Being what is now called a "Tail-End Baby Boomer" I am right at the age where everything started to change. Almost all of my text books in school were old, out of date and fairly torn up by the time I got them. All the facilities that were built or rehabilitated for the Baby Boomers were in disrepair. In seventh grade my school tore down our old, WWI-era gym. In eighth grade they built a new one, but my class never got to set foot in it. I was one of the last classes to get any Civics education, whatsoever, and all that required was attendance at four long, boring city council or school board meetings. There was little (if any) actual Civics instruction. It was merely a requirement of our senior American Government class, which was really just a history class. These are just a few examples of how messed up my school experience was. All of the policies were in a constant state of flux and judging by my son's dismal school experience, it only got worse.

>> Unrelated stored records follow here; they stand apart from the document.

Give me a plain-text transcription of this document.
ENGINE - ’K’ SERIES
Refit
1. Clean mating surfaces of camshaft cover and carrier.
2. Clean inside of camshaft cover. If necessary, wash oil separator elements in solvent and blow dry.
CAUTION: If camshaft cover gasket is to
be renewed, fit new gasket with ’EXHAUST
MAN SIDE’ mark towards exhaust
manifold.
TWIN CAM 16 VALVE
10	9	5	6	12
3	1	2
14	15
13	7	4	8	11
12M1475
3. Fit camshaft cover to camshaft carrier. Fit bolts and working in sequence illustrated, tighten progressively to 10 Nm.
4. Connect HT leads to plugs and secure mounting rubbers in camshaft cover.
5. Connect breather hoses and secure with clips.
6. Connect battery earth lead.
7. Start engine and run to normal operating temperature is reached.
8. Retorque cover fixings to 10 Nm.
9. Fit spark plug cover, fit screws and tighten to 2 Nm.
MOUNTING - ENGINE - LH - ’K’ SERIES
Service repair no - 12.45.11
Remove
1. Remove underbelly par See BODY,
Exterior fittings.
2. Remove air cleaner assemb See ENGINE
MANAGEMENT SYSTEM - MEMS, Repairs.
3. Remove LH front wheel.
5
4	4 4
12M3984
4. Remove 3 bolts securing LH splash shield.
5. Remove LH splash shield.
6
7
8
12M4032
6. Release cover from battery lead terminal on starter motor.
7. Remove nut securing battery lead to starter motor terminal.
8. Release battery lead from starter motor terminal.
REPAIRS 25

He got nothing but teaching the standardized tests and teaching to the lowest common denominator. Oh yeah, and he was part of the failed "whole language" experiment that expected kids to learn to read and write by osmosis. If it wasn't for "Hooked on Phonics" my son probably still wouldn't be able to read!
You were very lucky to have lived where you do and had the resources you had to be able to get a decent education for Velvet.

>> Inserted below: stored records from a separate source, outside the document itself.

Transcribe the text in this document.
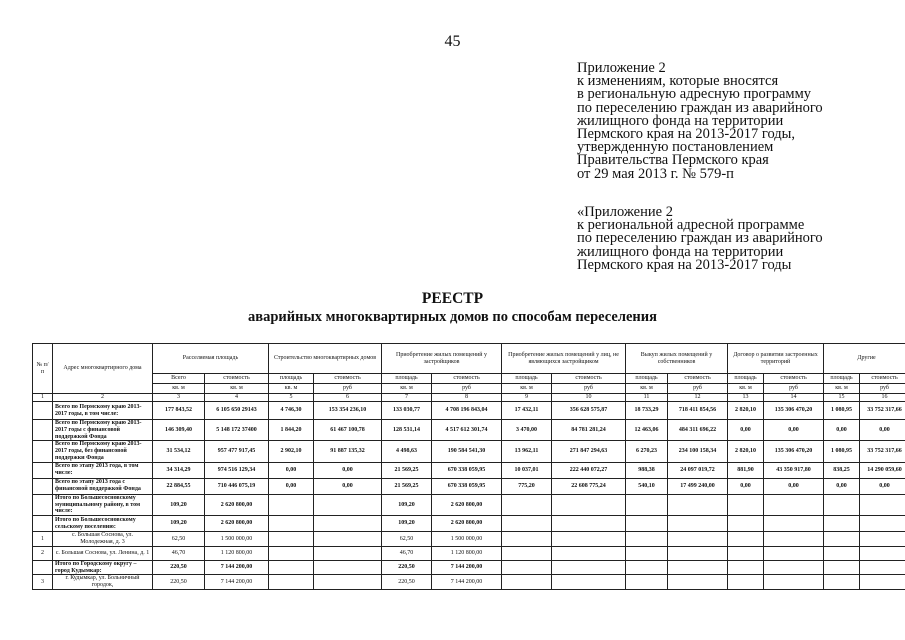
45
Приложение 2
к изменениям, которые вносятся
в региональную адресную программу
по переселению граждан из аварийного
жилищного фонда на территории
Пермского края на 2013-2017 годы,
утвержденную постановлением
Правительства Пермского края
от 29 мая 2013 г. № 579-п
«Приложение 2
к региональной адресной программе
по переселению граждан из аварийного
жилищного фонда на территории
Пермского края на 2013-2017 годы
РЕЕСТР
аварийных многоквартирных домов по способам переселения
№ п/п	Адрес многоквартирного дома	Расселяемая площадь		Строительство многоквартирных домов		Приобретение жилых помещений у застройщиков		Приобретение жилых помещений у лиц, не являющихся застройщиком		Выкуп жилых помещений у собственников		Договор о развитии застроенных территорий		Другие	
		Всего	стоимость	площадь	стоимость	площадь	стоимость	площадь	стоимость	площадь	стоимость	площадь	стоимость	площадь	стоимость
		кв. м	кв. м	кв. м	руб	кв. м	руб	кв. м	руб	кв. м	руб	кв. м	руб	кв. м	руб
1	2	3	4	5	6	7	8	9	10	11	12	13	14	15	16
	Всего по Пермскому краю 2013-2017 годы, в том числе:	177 843,52	6 105 650 29143	4 746,30	153 354 236,10	133 030,77	4 708 196 843,04	17 432,11	356 628 575,87	18 733,29	718 411 854,56	2 820,10	135 306 470,20	1 080,95	33 752 317,66
	Всего по Пермскому краю 2013-2017 годы с финансовой поддержкой Фонда	146 309,40	5 148 172 37400	1 844,20	61 467 100,78	128 531,14	4 517 612 301,74	3 470,00	84 781 281,24	12 463,06	484 311 696,22	0,00	0,00	0,00	0,00
	Всего по Пермскому краю 2013-2017 годы, без финансовой поддержки Фонда	31 534,12	957 477 917,45	2 902,10	91 887 135,32	4 498,63	190 584 541,30	13 962,11	271 847 294,63	6 270,23	234 100 158,34	2 820,10	135 306 470,20	1 080,95	33 752 317,66
	Всего по этапу 2013 года, в том числе:	34 314,29	974 516 129,34	0,00	0,00	21 569,25	670 338 059,95	10 037,01	222 440 072,27	988,38	24 097 019,72	881,90	43 350 917,80	838,25	14 290 059,60
	Всего по этапу 2013 года с финансовой поддержкой Фонда	22 884,55	710 446 075,19	0,00	0,00	21 569,25	670 338 059,95	775,20	22 608 775,24	540,10	17 499 240,00	0,00	0,00	0,00	0,00
	Итого по Большесосновскому муниципальному району, в том числе:	109,20	2 620 800,00			109,20	2 620 800,00								
	Итого по Большесосновскому сельскому поселению:	109,20	2 620 800,00			109,20	2 620 800,00								
1	с. Большая Соснова, ул. Молодежная, д. 3	62,50	1 500 000,00			62,50	1 500 000,00								
2	с. Большая Соснова, ул. Ленина, д. 1	46,70	1 120 800,00			46,70	1 120 800,00								
	Итого по Городскому округу – город Кудымкар:	220,50	7 144 200,00			220,50	7 144 200,00								
3	г. Кудымкар, ул. Больничный городок,	220,50	7 144 200,00			220,50	7 144 200,00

Wait. It just dawned on me. A changing table? All the preschools here require kids be potty trained before acceptance. Only day care facilities accept kids who are still in diapers here. Or, at least that is how it was when my son was in preschool. But I gather that people aren't potty training kids as early as they used to. Some kids are apparently still struggling when they enter kindergarten! Crazy! IMO, that's just laziness on the part of the parents.
My son turned 2 in May, and by the end of that summer he was totally trained. I just let him run around naked all summer and watched him closely. He only had a brief little bit of trouble when we moved six months later, a common cause of childhood regression. I was a gentle potty trainer and used only positive reinforcement techniques that did NOT involve M&Ms at a time when many parents still spanked children for accidents. I have to admit that I seriously wonder about the parenting of a child that isn't yet trained by kindergarten.

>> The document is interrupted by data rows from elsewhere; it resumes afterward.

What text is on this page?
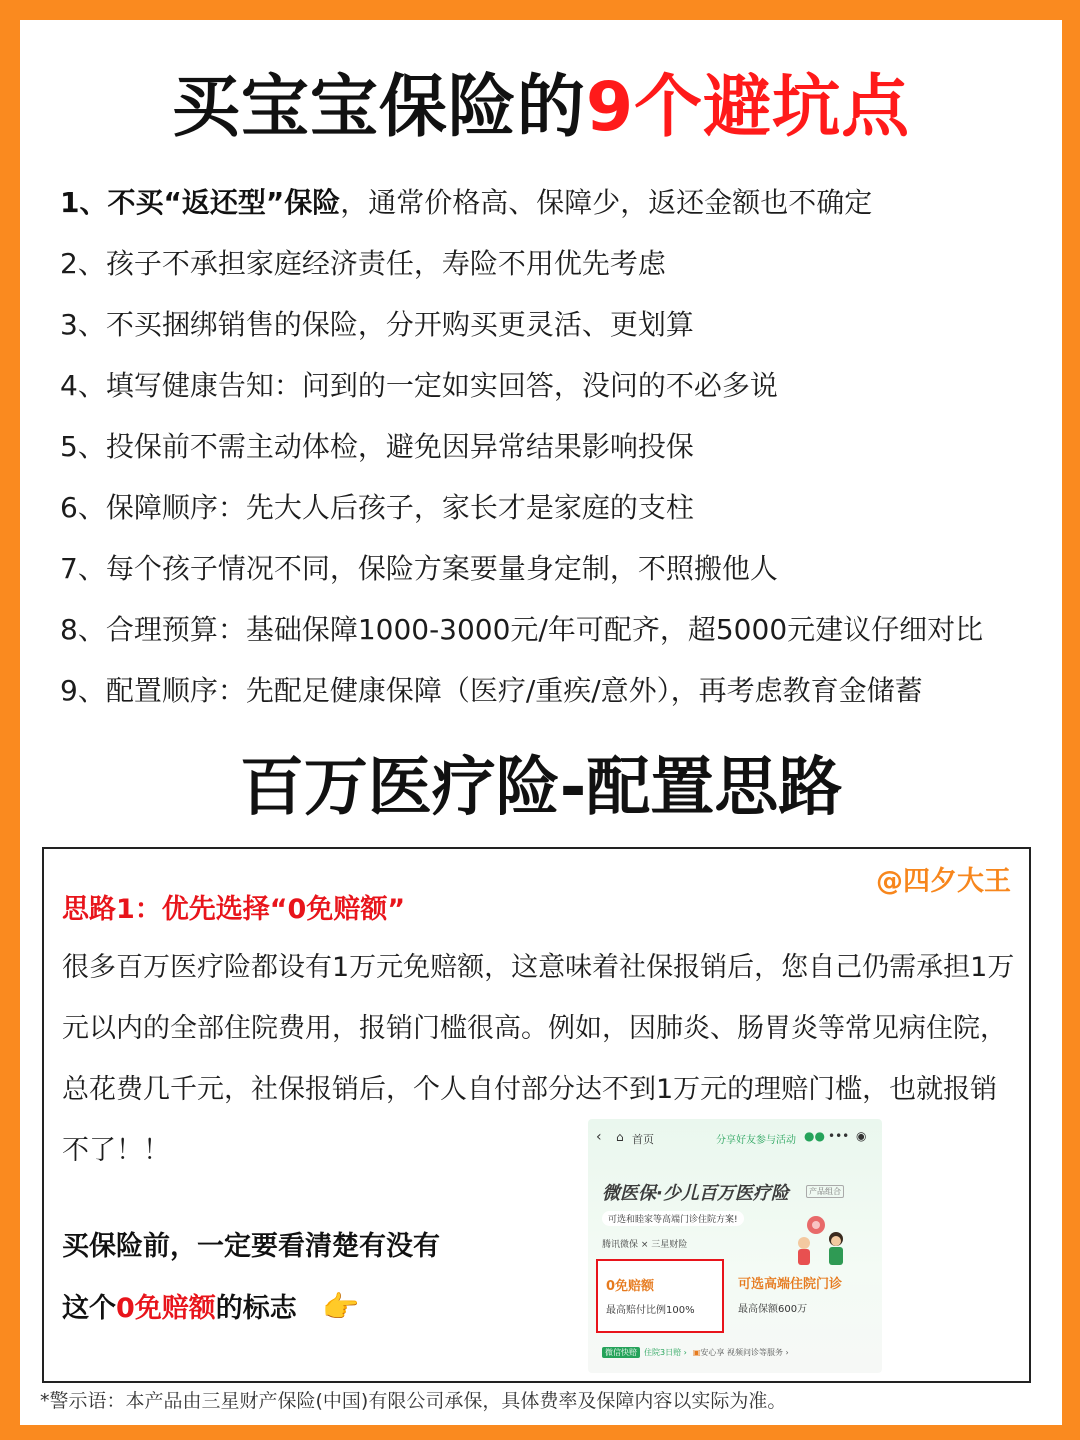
买宝宝保险的9个避坑点
1、不买“返还型”保险，通常价格高、保障少，返还金额也不确定
2、孩子不承担家庭经济责任，寿险不用优先考虑
3、不买捆绑销售的保险，分开购买更灵活、更划算
4、填写健康告知：问到的一定如实回答，没问的不必多说
5、投保前不需主动体检，避免因异常结果影响投保
6、保障顺序：先大人后孩子，家长才是家庭的支柱
7、每个孩子情况不同，保险方案要量身定制，不照搬他人
8、合理预算：基础保障1000-3000元/年可配齐，超5000元建议仔细对比
9、配置顺序：先配足健康保障（医疗/重疾/意外），再考虑教育金储蓄
百万医疗险-配置思路
@四夕大王
思路1：优先选择“0免赔额”
很多百万医疗险都设有1万元免赔额，这意味着社保报销后，您自己仍需承担1万元以内的全部住院费用，报销门槛很高。例如，因肺炎、肠胃炎等常见病住院，总花费几千元，社保报销后，个人自付部分达不到1万元的理赔门槛，也就报销不了！！
买保险前，一定要看清楚有没有
这个0免赔额的标志 👉
‹ ⌂ 首页	分享好友参与活动 ●● ••• ◉
微医保·少儿百万医疗险	产品组合
可选和睦家等高端门诊住院方案!
腾讯微保 × 三星财险
0免赔额
最高赔付比例100%
可选高端住院门诊
最高保额600万
微信快赔 住院3日赔 › ▣安心享 视频问诊等服务 ›
*警示语：本产品由三星财产保险(中国)有限公司承保，具体费率及保障内容以实际为准。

Beautiful. I love seeing your photos. :-) talking later....
Love your passion for your job. The song is lovely. Things aren't always perfect, but our passions and, as the song says, the harvest that comes by working "inch by inch" will surely reap rewards. God bless:)
Hey kids - I'm having trouble staying in the loop now that I'm living a life without consistent internet. The good news is that I'm not bumming out because of The News all the time.
Susan, You're going to be a great teacher. I'm excited to have such a reflective, thoughtful colleague!
V.V. You should see the art studio down the hall. Gorgeous!
Jennifer - you and your photos have inspired me to take some snapshots. Wait til you see the garden where I've been spending my time lately.
Mr. C, I think a LOT of us are unsettled for exactly that reason. Hope you're finding a little peace of mind, or at least some good martinis.
Cali, My kids are only two years sold, so they don't have to be potty trained. Actually, we often facilitate the process. It's really very simple. Put a kid in underwear when s/he shows signs of readiness, then ask him/her in a straightforward, matter of fact tone, "Did you want to use the potty or would you rather pee yourself on the playground? It's your choice. Either way is fine with me." They tend to choose the toilet unless they're feeling ornery. But don't get me started on Parents today. I'm happy to say that I'll be doing a parenting series in the fall in which I can start developing an Asshole Prevention Program.
FYI: I used the naked method with Velvet, too. We rented a house in the Catskills for a couple of weeks. Lovely place with blueberry bushes in the yard and everything. One week going naked is all it took, but he had just turned three.
Thanks, Monisima. I love it when you drop by.